CNN is planning its most significant changes to CNN.com and the CNN digital platforms in more than a decade for the Fall. The channel is preparing to launch a redesigned site that not only looks different to users, but has a completely new back-end system that its editorial producers can utilize.

“People are often overwhelmed by our site, we have said it before but it sometimes seems like a machine that spits out breaking news,” CNN Digital senior VP KC Estenson said at Time Warner Center this afternoon. “It needs to stop doing that, it needs to pay off like the real human beings that are creating this stuff.”

There are a number of changes that will be obvious to users. The focus will be on photos and video (including photo and videos that are “full bleed” and take up most of the screen), and there will be much more color. In fact, the colors of the site will change throughout the day based on the news. In the morning CNN.com will have softer colors, shifting to blues and grays during the day. If there is urgent breaking news–such as a bombing–the entire color scheme for the site will shift to red.

“Big Pictures and Big Headlines” is the message that CNN Worldwide president Jeff Zucker sent to staff, and the new site reflects that.

To help with that cause, the site will also look the same regardless of what device it is accessed on.
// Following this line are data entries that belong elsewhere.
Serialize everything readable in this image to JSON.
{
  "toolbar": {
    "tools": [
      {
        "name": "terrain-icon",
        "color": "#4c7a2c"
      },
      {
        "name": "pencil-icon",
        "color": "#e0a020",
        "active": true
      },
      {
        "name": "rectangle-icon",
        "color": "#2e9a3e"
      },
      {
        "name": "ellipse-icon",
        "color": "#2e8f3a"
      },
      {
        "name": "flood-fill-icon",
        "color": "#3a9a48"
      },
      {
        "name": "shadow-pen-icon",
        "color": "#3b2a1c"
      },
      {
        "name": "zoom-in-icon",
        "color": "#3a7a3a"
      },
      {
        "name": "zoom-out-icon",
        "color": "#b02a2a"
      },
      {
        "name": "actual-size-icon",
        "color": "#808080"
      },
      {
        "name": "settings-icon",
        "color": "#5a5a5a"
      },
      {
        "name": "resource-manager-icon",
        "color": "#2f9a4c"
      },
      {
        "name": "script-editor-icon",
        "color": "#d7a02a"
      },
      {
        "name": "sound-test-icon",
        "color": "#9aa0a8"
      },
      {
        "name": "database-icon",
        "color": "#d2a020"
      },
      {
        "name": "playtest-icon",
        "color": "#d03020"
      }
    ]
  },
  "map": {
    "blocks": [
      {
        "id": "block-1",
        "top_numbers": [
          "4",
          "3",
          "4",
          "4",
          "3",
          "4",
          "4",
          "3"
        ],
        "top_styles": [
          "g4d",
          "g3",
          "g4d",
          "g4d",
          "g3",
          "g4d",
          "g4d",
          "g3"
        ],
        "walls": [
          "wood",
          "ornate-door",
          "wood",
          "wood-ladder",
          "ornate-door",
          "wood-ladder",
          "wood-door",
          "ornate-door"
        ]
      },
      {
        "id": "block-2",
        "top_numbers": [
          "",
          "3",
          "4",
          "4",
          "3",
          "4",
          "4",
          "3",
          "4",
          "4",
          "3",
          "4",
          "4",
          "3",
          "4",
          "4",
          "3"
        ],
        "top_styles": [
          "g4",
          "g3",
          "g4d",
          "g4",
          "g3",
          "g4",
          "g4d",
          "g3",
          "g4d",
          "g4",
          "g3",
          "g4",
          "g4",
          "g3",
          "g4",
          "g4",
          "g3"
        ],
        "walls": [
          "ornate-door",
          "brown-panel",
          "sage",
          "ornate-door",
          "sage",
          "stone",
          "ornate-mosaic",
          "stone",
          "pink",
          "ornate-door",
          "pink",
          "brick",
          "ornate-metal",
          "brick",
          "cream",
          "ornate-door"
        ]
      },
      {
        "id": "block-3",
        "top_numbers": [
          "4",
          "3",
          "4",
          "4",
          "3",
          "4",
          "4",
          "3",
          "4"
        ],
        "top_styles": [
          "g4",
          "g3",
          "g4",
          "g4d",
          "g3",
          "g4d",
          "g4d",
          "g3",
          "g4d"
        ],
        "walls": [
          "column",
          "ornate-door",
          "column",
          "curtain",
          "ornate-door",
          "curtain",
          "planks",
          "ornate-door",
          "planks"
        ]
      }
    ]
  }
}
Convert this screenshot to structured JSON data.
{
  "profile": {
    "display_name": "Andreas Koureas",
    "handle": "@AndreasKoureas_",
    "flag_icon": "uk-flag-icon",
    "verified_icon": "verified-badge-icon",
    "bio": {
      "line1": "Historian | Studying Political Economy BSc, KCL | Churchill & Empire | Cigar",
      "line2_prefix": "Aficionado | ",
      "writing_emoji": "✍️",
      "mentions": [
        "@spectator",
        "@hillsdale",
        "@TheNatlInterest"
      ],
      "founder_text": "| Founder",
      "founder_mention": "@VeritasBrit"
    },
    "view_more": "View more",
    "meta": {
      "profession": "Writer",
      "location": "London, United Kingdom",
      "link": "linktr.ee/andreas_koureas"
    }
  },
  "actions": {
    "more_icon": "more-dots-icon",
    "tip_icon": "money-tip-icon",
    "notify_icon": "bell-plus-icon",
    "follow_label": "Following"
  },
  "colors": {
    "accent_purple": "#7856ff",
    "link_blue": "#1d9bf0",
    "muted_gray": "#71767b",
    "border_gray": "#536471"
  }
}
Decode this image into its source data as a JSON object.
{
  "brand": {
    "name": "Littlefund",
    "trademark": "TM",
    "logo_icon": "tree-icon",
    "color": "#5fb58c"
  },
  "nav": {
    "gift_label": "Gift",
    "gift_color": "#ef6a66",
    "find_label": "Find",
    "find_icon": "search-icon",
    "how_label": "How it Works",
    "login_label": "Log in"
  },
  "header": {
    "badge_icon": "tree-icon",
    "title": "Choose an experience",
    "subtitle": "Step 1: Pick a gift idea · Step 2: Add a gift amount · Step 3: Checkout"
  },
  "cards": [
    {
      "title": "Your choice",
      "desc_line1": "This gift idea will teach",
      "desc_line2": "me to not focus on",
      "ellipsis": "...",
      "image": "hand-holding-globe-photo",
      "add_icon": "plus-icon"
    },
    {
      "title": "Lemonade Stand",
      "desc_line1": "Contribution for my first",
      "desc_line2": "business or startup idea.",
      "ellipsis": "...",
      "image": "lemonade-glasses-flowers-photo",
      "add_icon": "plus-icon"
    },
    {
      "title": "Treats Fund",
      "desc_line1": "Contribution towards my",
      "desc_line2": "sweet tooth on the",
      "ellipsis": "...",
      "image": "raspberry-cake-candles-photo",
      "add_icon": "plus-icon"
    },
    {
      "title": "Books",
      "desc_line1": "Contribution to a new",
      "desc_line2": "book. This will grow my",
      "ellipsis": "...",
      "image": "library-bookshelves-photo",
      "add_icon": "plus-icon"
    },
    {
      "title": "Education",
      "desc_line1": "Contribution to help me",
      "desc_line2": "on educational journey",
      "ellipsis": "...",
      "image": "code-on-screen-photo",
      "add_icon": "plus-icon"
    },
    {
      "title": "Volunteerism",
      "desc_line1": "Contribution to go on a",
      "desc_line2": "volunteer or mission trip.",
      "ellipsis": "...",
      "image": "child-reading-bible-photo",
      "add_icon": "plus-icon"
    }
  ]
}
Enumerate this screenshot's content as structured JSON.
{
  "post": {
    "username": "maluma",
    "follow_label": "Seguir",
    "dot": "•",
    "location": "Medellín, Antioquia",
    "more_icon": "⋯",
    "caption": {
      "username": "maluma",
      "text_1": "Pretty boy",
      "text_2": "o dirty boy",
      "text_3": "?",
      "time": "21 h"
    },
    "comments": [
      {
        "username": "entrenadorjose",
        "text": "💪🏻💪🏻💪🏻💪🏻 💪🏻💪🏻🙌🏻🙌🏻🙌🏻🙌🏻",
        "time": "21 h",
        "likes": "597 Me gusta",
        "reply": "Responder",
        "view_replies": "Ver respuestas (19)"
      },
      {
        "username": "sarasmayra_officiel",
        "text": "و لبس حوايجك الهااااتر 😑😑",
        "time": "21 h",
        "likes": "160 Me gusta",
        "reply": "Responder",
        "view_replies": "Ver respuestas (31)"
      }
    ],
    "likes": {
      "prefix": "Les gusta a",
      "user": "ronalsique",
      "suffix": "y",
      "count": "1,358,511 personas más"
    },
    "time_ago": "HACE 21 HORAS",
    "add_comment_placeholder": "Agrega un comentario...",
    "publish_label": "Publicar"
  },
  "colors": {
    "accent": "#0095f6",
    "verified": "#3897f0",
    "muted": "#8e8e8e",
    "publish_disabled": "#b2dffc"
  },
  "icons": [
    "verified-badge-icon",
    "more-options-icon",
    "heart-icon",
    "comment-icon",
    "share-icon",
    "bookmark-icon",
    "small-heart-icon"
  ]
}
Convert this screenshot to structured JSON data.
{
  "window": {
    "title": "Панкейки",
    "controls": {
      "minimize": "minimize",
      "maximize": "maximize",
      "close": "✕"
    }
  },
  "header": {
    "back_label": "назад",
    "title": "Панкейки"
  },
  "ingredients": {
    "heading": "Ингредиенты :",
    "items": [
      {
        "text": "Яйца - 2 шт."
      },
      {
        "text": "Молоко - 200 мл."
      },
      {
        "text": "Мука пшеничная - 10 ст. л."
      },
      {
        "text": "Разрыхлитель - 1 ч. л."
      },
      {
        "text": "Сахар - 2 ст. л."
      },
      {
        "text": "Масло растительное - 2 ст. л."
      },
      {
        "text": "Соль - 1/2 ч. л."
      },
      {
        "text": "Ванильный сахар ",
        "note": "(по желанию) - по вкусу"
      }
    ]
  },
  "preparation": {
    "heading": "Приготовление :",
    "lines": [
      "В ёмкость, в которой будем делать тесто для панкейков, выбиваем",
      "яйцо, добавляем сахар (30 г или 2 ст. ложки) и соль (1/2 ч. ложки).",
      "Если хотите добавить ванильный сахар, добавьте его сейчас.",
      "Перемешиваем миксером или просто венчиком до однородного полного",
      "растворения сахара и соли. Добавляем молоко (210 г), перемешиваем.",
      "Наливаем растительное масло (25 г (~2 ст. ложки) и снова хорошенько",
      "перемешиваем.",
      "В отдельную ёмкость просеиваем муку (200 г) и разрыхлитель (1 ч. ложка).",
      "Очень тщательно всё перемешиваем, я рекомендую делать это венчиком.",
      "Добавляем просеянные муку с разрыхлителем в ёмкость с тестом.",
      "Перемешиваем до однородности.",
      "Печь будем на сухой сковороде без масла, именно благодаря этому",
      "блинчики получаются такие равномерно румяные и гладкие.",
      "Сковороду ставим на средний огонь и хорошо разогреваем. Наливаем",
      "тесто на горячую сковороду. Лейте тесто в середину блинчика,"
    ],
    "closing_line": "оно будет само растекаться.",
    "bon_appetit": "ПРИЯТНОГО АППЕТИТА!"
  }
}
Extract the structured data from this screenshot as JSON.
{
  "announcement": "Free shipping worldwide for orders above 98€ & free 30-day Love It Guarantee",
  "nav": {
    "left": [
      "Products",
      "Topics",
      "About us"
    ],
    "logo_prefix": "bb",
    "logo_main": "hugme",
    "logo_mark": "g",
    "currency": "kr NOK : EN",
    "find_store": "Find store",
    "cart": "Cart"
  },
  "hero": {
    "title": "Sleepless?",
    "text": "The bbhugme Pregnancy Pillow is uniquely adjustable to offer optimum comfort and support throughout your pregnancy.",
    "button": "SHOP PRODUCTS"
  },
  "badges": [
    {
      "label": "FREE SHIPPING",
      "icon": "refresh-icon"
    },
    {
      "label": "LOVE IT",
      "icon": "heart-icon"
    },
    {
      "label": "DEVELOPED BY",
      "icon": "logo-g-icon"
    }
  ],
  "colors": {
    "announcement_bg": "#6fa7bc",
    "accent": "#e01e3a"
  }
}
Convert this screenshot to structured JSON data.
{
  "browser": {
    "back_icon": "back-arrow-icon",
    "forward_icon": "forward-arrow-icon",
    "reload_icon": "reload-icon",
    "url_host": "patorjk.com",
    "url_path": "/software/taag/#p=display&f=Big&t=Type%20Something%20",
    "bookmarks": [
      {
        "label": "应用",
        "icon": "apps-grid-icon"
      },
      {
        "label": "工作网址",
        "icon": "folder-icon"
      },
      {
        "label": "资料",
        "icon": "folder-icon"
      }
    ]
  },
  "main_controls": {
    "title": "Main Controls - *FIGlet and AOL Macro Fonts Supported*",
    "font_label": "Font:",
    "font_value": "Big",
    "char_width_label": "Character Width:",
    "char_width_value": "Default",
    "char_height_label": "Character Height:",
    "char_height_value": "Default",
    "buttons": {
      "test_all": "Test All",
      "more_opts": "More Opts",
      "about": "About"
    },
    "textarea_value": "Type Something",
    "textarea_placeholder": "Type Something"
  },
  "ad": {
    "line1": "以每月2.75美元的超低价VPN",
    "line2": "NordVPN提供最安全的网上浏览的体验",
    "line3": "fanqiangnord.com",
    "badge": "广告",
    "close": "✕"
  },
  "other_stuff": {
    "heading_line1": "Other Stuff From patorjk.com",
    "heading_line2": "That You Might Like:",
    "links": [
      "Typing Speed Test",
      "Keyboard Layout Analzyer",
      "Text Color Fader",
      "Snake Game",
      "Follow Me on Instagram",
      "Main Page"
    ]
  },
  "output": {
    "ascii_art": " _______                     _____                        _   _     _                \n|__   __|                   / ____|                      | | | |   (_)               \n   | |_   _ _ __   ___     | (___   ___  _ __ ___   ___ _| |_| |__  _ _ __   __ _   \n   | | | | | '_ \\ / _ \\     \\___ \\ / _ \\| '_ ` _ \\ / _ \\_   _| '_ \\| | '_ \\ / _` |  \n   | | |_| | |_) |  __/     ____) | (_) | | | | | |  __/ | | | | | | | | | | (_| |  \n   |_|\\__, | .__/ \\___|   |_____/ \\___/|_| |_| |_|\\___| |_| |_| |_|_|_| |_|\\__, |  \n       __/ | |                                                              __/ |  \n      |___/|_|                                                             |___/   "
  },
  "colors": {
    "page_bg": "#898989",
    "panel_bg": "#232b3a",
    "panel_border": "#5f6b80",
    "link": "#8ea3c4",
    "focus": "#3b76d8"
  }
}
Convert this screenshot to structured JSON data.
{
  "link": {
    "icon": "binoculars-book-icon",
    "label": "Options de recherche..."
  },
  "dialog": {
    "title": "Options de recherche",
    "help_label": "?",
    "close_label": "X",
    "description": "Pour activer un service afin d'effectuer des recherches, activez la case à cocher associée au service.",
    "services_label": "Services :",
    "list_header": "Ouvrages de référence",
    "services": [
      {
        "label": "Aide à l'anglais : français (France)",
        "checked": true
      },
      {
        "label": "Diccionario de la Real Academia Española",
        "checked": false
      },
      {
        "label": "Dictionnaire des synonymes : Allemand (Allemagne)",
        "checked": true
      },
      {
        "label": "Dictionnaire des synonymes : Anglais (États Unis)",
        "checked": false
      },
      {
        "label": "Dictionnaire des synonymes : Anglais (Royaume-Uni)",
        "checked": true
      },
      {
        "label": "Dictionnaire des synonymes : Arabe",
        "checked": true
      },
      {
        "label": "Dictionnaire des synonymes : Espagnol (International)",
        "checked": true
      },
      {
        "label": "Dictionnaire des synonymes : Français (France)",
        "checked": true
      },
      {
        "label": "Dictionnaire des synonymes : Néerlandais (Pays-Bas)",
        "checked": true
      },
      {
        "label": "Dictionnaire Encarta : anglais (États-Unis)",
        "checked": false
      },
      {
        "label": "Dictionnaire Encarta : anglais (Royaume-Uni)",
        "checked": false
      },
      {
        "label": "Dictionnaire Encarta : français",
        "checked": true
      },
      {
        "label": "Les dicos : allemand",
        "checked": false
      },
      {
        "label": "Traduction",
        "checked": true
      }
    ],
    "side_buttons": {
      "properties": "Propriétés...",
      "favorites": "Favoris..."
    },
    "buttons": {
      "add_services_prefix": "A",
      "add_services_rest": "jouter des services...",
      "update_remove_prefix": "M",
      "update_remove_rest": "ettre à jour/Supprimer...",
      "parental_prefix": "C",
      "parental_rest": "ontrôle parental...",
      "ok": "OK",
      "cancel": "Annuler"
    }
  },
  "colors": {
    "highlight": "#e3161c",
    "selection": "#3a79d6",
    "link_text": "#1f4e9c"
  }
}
The layout is capable of changing on the fly to best fit the device, and the top stories will stay the same. Right now, each device has a slightly different layout, and sometimes even feature different story selection. Advertisements will also be reformatted dynamically to fit the device, allowing CNN to sell ads on desktop that also work on mobile.

“Many organizations are struggling to monetize mobile,” Estenson says. “One key paradigm is to remove the friction of buying mobile.”

There will also be an added focus on authors and contributors, whether they are TV anchors or writers for the site. Bylines will be more prominent as CNN trues to make journalism stars out of its digital talent. With the company reorganization last week, the digital and television newsrooms are now one unit, better enabling the sharing of content.

The private beta of the new CNN.com launches today, with a public beta in September and the new site launching in November. Today CNN debuted a live feed of CNN/U.S. on the homepage at all times on the right-hand side. The feed will be on the homepage from 7 AM-11 PM, though there is no audio. If users click through they can authenticate to their MSO, and watch CNN live on their computer.

“We are the only TV network to have a live feed on our homepage all day,” Zucker said. Deals with cable and satellite companies restrict the size of the box, the lack of sound and the hours when it is available, though Zucker has the ability to make changes if big breaking news warrants. “In terms of the internal guts and plumbing, it has been more than a decade [since a redesign], though there have obviously been design iterations over the years,” he added.

Behind the scenes, CNN is launching a new tagging system to make it easier to find content, and will be making an effort to increase social sharing, which the executives admit is far below what sites like The Huffington Post or Buzzfeed see.

The tech being introduced could also change the way users get their news digitally from CNN. If a user is following a story, like, say, Hurricane Sandy, they can select the tag and get updates on the topic pushed to their iPhone, email or social media.